I think that chillymorn has hit the nail on the proverbial head.

Instead of exploring all of the gadgets and toys and purely physical aspects of your relationship, why don't you start to work on more emotional ones and start to intertwine the two more?

For example, you could look up information on tantric sex - combining the emotional, spiritual, and physical components of sex.

Take it to the next level, and not just the next physical level, but the next physical and emotional level.

You might also like to read "Passionate Marriage" by Schnarch, as it is all about this issue.

Best wishes.


----------



## Trying2figureitout (Feb 3, 2011)

Its just like porn you look for better and better devoid of emotion.

I totally agree with the above posters yu are lacking the emotional connection.

Women's orgasms are tied to their mind NOT physical stimulus. So you want better sex the learn how to rock her mind! The enthusiasm will return for both of you.


----------



## OhGeesh (Jan 5, 2010)

chillymorn said:


> sound like you need more of an emotional connection.
> 
> spend some time just doing things together and enjoying each others company. flirt let the antisapation build.


Could be very very true!! We both have been swamped 50 hours a week at work for the both of us.......I'm more like 55 and every night of the week is kids stuff softball, volleyball, violin, taekwondo, it's exhausting. 

We joke and laugh amidst the endless running around and she is in school too.

Some days we see each other 20 minutes literally before the other is sleeping. Sex is still there its just strained because of all the extra.

Going out for dinner tonight is a much needed break....thanks for response.


----------



## SimplyAmorous (Nov 25, 2009)

Me & Mine has never gotten into toys, haven't even tried ONE with each other, he always jokes about getting some hand cuffs on Ebay, but still never got around to it. I think to myself, well, we'll do that when we get bored. What we DO have, and accually, always had (even with lights out, silent 2 position sex for 19 straight years).... was this EMOTIONAL CONNECTION thing.
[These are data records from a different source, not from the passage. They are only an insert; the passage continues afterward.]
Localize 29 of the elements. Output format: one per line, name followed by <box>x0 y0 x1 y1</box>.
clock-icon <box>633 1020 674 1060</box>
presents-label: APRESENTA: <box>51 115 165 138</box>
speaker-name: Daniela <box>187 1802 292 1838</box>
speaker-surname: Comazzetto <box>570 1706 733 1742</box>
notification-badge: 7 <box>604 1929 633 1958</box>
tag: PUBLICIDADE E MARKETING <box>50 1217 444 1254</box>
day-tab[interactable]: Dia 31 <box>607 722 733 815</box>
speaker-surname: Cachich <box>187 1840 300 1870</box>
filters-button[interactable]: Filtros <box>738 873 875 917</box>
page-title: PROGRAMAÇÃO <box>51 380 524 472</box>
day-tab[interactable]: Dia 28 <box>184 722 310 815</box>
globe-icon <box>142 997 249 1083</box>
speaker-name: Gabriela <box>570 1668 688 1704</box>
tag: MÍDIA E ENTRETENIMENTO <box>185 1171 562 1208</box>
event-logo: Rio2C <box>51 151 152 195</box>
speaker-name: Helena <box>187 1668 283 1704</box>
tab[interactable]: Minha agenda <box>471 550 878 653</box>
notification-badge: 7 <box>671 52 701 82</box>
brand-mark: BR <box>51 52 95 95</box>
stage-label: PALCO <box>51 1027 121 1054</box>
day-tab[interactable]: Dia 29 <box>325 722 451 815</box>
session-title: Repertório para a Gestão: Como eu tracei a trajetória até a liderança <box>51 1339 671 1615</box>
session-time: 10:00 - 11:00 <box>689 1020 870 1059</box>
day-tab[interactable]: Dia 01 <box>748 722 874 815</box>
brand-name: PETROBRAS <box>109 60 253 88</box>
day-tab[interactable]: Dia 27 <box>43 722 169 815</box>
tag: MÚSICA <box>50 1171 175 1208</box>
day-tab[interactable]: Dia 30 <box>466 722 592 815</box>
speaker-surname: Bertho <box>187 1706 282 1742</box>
Kinda amazing we never got bored in all that time with such boringness -when you think about it ! 

We do near the same darn thing every day and still get excited for each other , it is a beautiful thing.

How to get there.....more openness, speaking your heart to each other, dare to be mushy, Romance, affection, verbal affirmation, deeply looking into each other eyes and speaking your care... all of this = more vulnerability . http://talkaboutmarriage.com/genera...r-its-pain-its-beauty-how-vulnerable-you.html

As Enchantment suggested , link for "Passionate Marraige".... http://www.amazon.com/Passionate-Marriage-Intimacy-Committed-Relationships/dp/0805058265


----------